VURUR YÜZE İFADESİ İYİ
ÇEKTİK BE BİTANESİ..:)
Öncelikle tanıtma yazısından sonra gelen dönütlerin beni
inanılmaz mutlu ettiğini belirtmek isterim.Tanımadığım insanlardan bile güzel
sözler duymak şevkimi arttırdı ..Çok teşekkür ederek başlamak istedim:) Aslında anlatacağım
,değinmek istediğim o kadar çok şey var ki ve hepsi birbirinden bağımsız
..Nerden başlayayım bilemiyorum derken ilk olarak mesleğimden başlamak
istedim..
Mustafa Kemal Üniversitesi, Eğitim Fakültesi ,Sınıf
Öğretmenliği Bölümünden mezun oldum
.Eğitim fakültesinde okuyorsanız nerde okuduğunuzun ya da derecenizin [Ama Mkü gerçekten çok kaliteli eğitim veren,
inanılmaz disiplinli bir okuldu ve ilk beşinin içinde mezun olduğumu da
belirtmek isterim ;)] pek bir önemi yok çünkü nihayetinde herkesin girmiş
olduğu o saçmasapan bir Kpss gerçeği var ..Aaa durun pardon bir Kpss gerçeği mi
dedim ? Yok canım o iş o kadar kolay mı yahu ? Tabiki değil ..Çünkü bir değil tam üç sınav gerçeği var..Şöyle
anlatayım size üniversiteyi kazanırsın
dört sene o vize bu final girer çıkarsın ,stajlardan da geçersin ,eğitim
bilimleri adı verdiğimiz dört seneye yayılan
duymuşsunuzdur ‘formasyon dersleri’ denilir işte onları da hakkıyla görür onlardan da
geçersin hani seni sayısal veriler ile bir puanlandırırlar ve bu dört sene
sonucunda bir diploman olur (ki bence bir insan yükseköğretim kurumundan mezun
olup diploma alıyorsa bu benim için ; ‘bu bölüm ile ilgili yeterli sınamalardan
geçti ve mesleğini yapabilir’ in sembolik
bir kağıdıdır.) sonra durun henüz başındayız buraya kadar her şey normal zaten
dimi zaten asıl mantık dışılık bundan
sonra başlıyor.Seni Kpss gerçeği bekler yolun sonunda.Ama o öyle böyle bir
gerçek değildir canlar, inanılmaz çok konusu olan ,ucu açık ,çok kitap
bitirenin değil şans faktörünün daha etkili olduğu bir gerçektir hemde.Tabi
bunların yanında bir ikinci sınav vardır ki formasyon derslerinin sınavı (Bence
bu sınav üniversitedeki eğitime de yüksek öğretim hocalarına da yapılmış bir
ayıp (!) demek şüphe duyuyorsun ki bu
insanı teorik +uygulama ile geçtiği derslerini bir daha ölçüyorsun) ee el mahkum hadi ona da
tamam der girersin sınava sonra ‘ yaa
biz bir de seni alan sınavına girdirecez ‘ derlerrrr .Kardeş der anası derler
yani bu sistemin sonu yok hatta bak daha ilginç bir şey daha söyleyeceğim size
de biraz gülün :) Şimdi bu saydığım sınavların hepsinden geçersin yani atanacak puanı ve
sıralamayı elde edersin sonra atanırsın bir sene aday öğretmensindir (ama
derslere girersin hatta çoğu zaman sana birinci sınıf verirler hatta durun ya
size daha trajikomik bir şey söyleyeyim ,eğer sınıf öğretmenliği bölümündeysen ;
bir de müdür yetkili olarak ülkenin bir
ucunda ,bir köyde, tek öğretmenli yere atanma olasılığın da inanılmaz yüksektir.

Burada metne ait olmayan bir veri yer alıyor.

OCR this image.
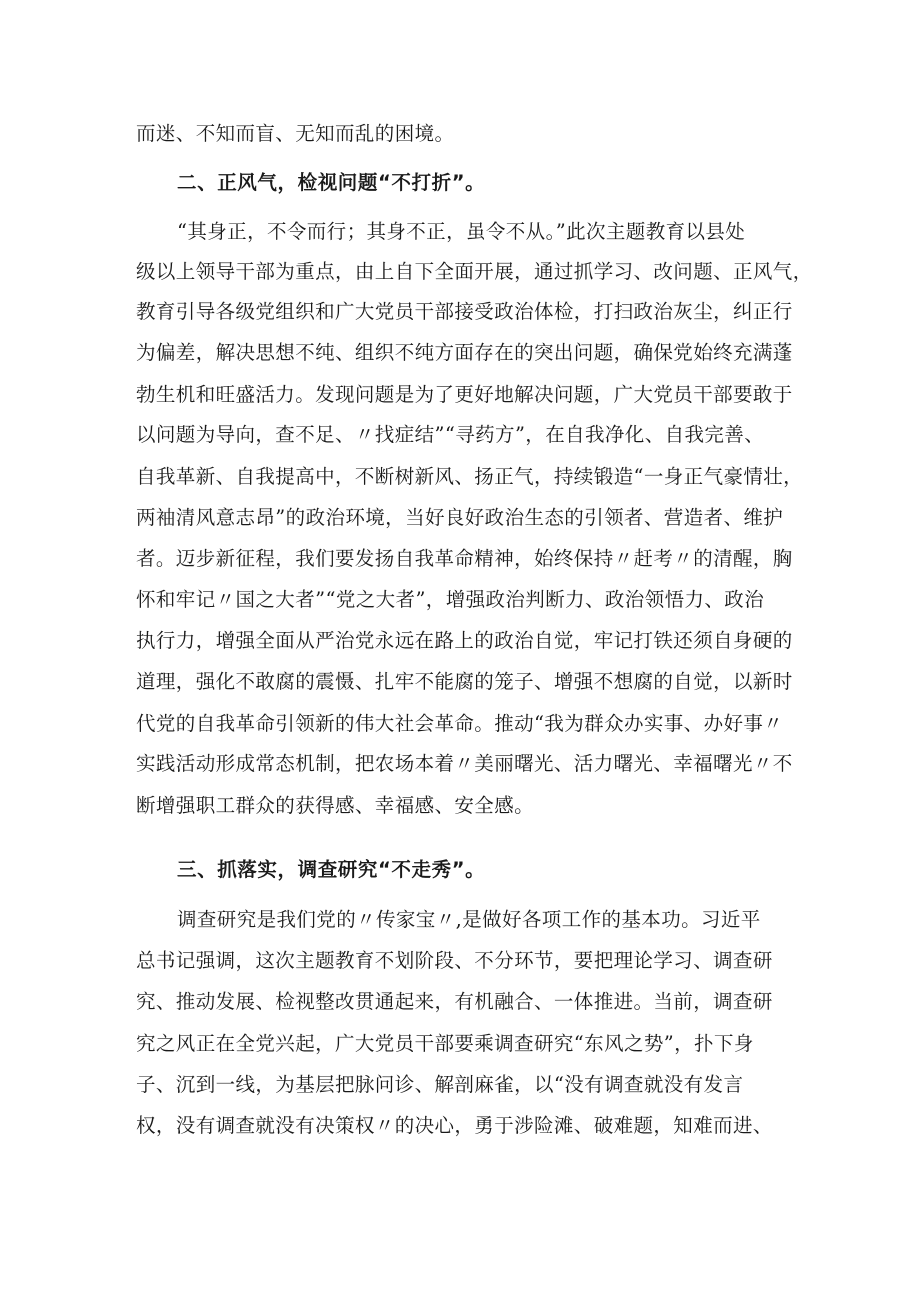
而迷、不知而盲、无知而乱的困境。
二、正风气，检视问题“不打折”。
“其身正，不令而行；其身不正，虽令不从。”此次主题教育以县处
级以上领导干部为重点，由上自下全面开展，通过抓学习、改问题、正风气，
教育引导各级党组织和广大党员干部接受政治体检，打扫政治灰尘，纠正行
为偏差，解决思想不纯、组织不纯方面存在的突出问题，确保党始终充满蓬
勃生机和旺盛活力。发现问题是为了更好地解决问题，广大党员干部要敢于
以问题为导向，查不足、〃找症结”“寻药方”，在自我净化、自我完善、
自我革新、自我提高中，不断树新风、扬正气，持续锻造“一身正气豪情壮，
两袖清风意志昂”的政治环境，当好良好政治生态的引领者、营造者、维护
者。迈步新征程，我们要发扬自我革命精神，始终保持〃赶考〃的清醒，胸
怀和牢记〃国之大者”“党之大者”，增强政治判断力、政治领悟力、政治
执行力，增强全面从严治党永远在路上的政治自觉，牢记打铁还须自身硬的
道理，强化不敢腐的震慑、扎牢不能腐的笼子、增强不想腐的自觉，以新时
代党的自我革命引领新的伟大社会革命。推动“我为群众办实事、办好事〃
实践活动形成常态机制，把农场本着〃美丽曙光、活力曙光、幸福曙光〃不
断增强职工群众的获得感、幸福感、安全感。
三、抓落实，调查研究“不走秀”。
调查研究是我们党的〃传家宝〃,是做好各项工作的基本功。习近平
总书记强调，这次主题教育不划阶段、不分环节，要把理论学习、调查研
究、推动发展、检视整改贯通起来，有机融合、一体推进。当前，调查研
究之风正在全党兴起，广大党员干部要乘调查研究“东风之势”，扑下身
子、沉到一线，为基层把脉问诊、解剖麻雀，以“没有调查就没有发言
权，没有调查就没有决策权〃的决心，勇于涉险滩、破难题，知难而进、
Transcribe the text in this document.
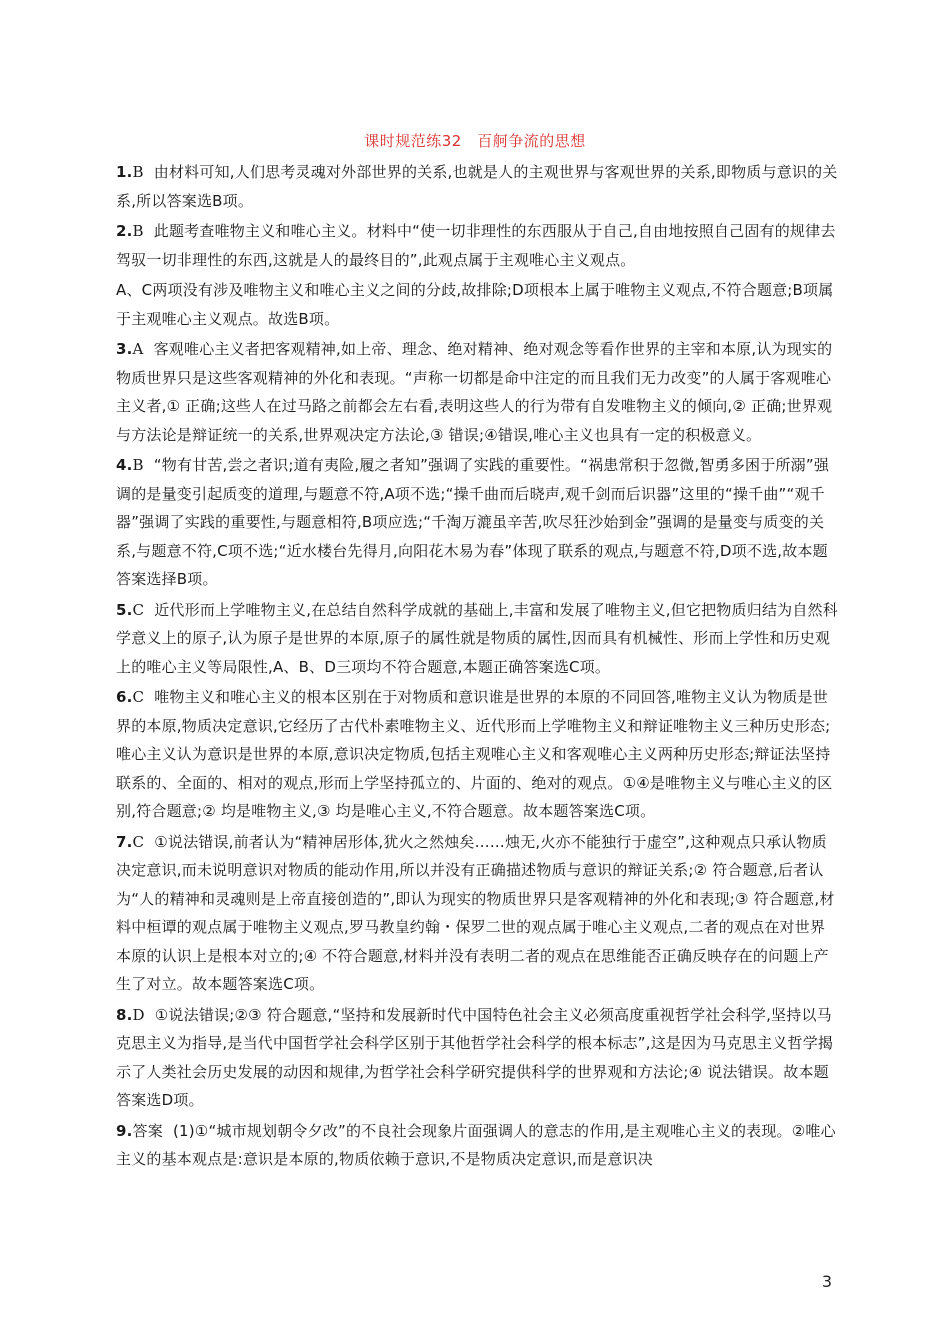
课时规范练32　百舸争流的思想

1.B 由材料可知,人们思考灵魂对外部世界的关系,也就是人的主观世界与客观世界的关系,即物质与意识的关系,所以答案选B项。

2.B 此题考查唯物主义和唯心主义。材料中“使一切非理性的东西服从于自己,自由地按照自己固有的规律去驾驭一切非理性的东西,这就是人的最终目的”,此观点属于主观唯心主义观点。

A、C两项没有涉及唯物主义和唯心主义之间的分歧,故排除;D项根本上属于唯物主义观点,不符合题意;B项属于主观唯心主义观点。故选B项。

3.A 客观唯心主义者把客观精神,如上帝、理念、绝对精神、绝对观念等看作世界的主宰和本原,认为现实的物质世界只是这些客观精神的外化和表现。“声称一切都是命中注定的而且我们无力改变”的人属于客观唯心主义者,① 正确;这些人在过马路之前都会左右看,表明这些人的行为带有自发唯物主义的倾向,② 正确;世界观与方法论是辩证统一的关系,世界观决定方法论,③ 错误;④错误,唯心主义也具有一定的积极意义。

4.B “物有甘苦,尝之者识;道有夷险,履之者知”强调了实践的重要性。“祸患常积于忽微,智勇多困于所溺”强调的是量变引起质变的道理,与题意不符,A项不选;“操千曲而后晓声,观千剑而后识器”这里的“操千曲”“观千器”强调了实践的重要性,与题意相符,B项应选;“千淘万漉虽辛苦,吹尽狂沙始到金”强调的是量变与质变的关系,与题意不符,C项不选;“近水楼台先得月,向阳花木易为春”体现了联系的观点,与题意不符,D项不选,故本题答案选择B项。

5.C 近代形而上学唯物主义,在总结自然科学成就的基础上,丰富和发展了唯物主义,但它把物质归结为自然科学意义上的原子,认为原子是世界的本原,原子的属性就是物质的属性,因而具有机械性、形而上学性和历史观上的唯心主义等局限性,A、B、D三项均不符合题意,本题正确答案选C项。

6.C 唯物主义和唯心主义的根本区别在于对物质和意识谁是世界的本原的不同回答,唯物主义认为物质是世界的本原,物质决定意识,它经历了古代朴素唯物主义、近代形而上学唯物主义和辩证唯物主义三种历史形态;唯心主义认为意识是世界的本原,意识决定物质,包括主观唯心主义和客观唯心主义两种历史形态;辩证法坚持联系的、全面的、相对的观点,形而上学坚持孤立的、片面的、绝对的观点。①④是唯物主义与唯心主义的区别,符合题意;② 均是唯物主义,③ 均是唯心主义,不符合题意。故本题答案选C项。

7.C ①说法错误,前者认为“精神居形体,犹火之然烛矣……烛无,火亦不能独行于虚空”,这种观点只承认物质决定意识,而未说明意识对物质的能动作用,所以并没有正确描述物质与意识的辩证关系;② 符合题意,后者认为“人的精神和灵魂则是上帝直接创造的”,即认为现实的物质世界只是客观精神的外化和表现;③ 符合题意,材料中桓谭的观点属于唯物主义观点,罗马教皇约翰・保罗二世的观点属于唯心主义观点,二者的观点在对世界本原的认识上是根本对立的;④ 不符合题意,材料并没有表明二者的观点在思维能否正确反映存在的问题上产生了对立。故本题答案选C项。

8.D ①说法错误;②③ 符合题意,“坚持和发展新时代中国特色社会主义必须高度重视哲学社会科学,坚持以马克思主义为指导,是当代中国哲学社会科学区别于其他哲学社会科学的根本标志”,这是因为马克思主义哲学揭示了人类社会历史发展的动因和规律,为哲学社会科学研究提供科学的世界观和方法论;④ 说法错误。故本题答案选D项。

9.答案 (1)①“城市规划朝令夕改”的不良社会现象片面强调人的意志的作用,是主观唯心主义的表现。②唯心主义的基本观点是:意识是本原的,物质依赖于意识,不是物质决定意识,而是意识决

3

) ama ama ya biz seni mezun ettik, üç
sınava da girdirdik, hatta atandın bize bir sene hizmet ettin, seni iki kere de
performans değerlendirmesinden geçirdik,
sınıfına girdik, dersini dinledik ,puanını verdik ya eline emeğine koluna
sağlık ama valla bak bu son deyip hadi bir de bir merkezi sınav daha yapacaz
derler ..(!) Bu arada hani yukarda bahsettiğim bence ikinci kez sınava
girdirmek yanlış dediğim o formasyon dersleri var ya hıh işte o dersler de yine
bu sınava dahil yani neyse diyeceklerim bu kadar ben tekrar konuma döneyim :)..Normalde sınıf
öğretmenliği aklımın ucunda dahi yoktu çünkü sayısal çıkışlıyım ilk sene
istediğim bölüm gelmeyince şansımı tekrar denemek istedim ayrıca tüm
mühendislikleri gelen her şeyi yazmayıp niye bölümüm dışında bir şeyi yazdım o
da zaten ayrı bir çelişki.Bende sınavlara karşı panik atak hastalığı var maalesef
(hatta özellikle sırf bu hastalığı
anlatan yazı bile yayınlayacağım )Bölüme ilk geldiğimde bu ne ya dedim ve
itiraf etmeliyim ki nefret ettim .Babam zamanında bir söz söylemişti hala da
aklımdadır çokta doğru bulurum:
‘Kızım insanın 50
yıllık çalışma hayatı için feda edeceği
bir yılın hiçbir önemi yoktur ,sen bu işi yıllarca yapacaksın
istemediğin bir şey için bir yılını daha feda et, elli yılını değil.’’ Demişti.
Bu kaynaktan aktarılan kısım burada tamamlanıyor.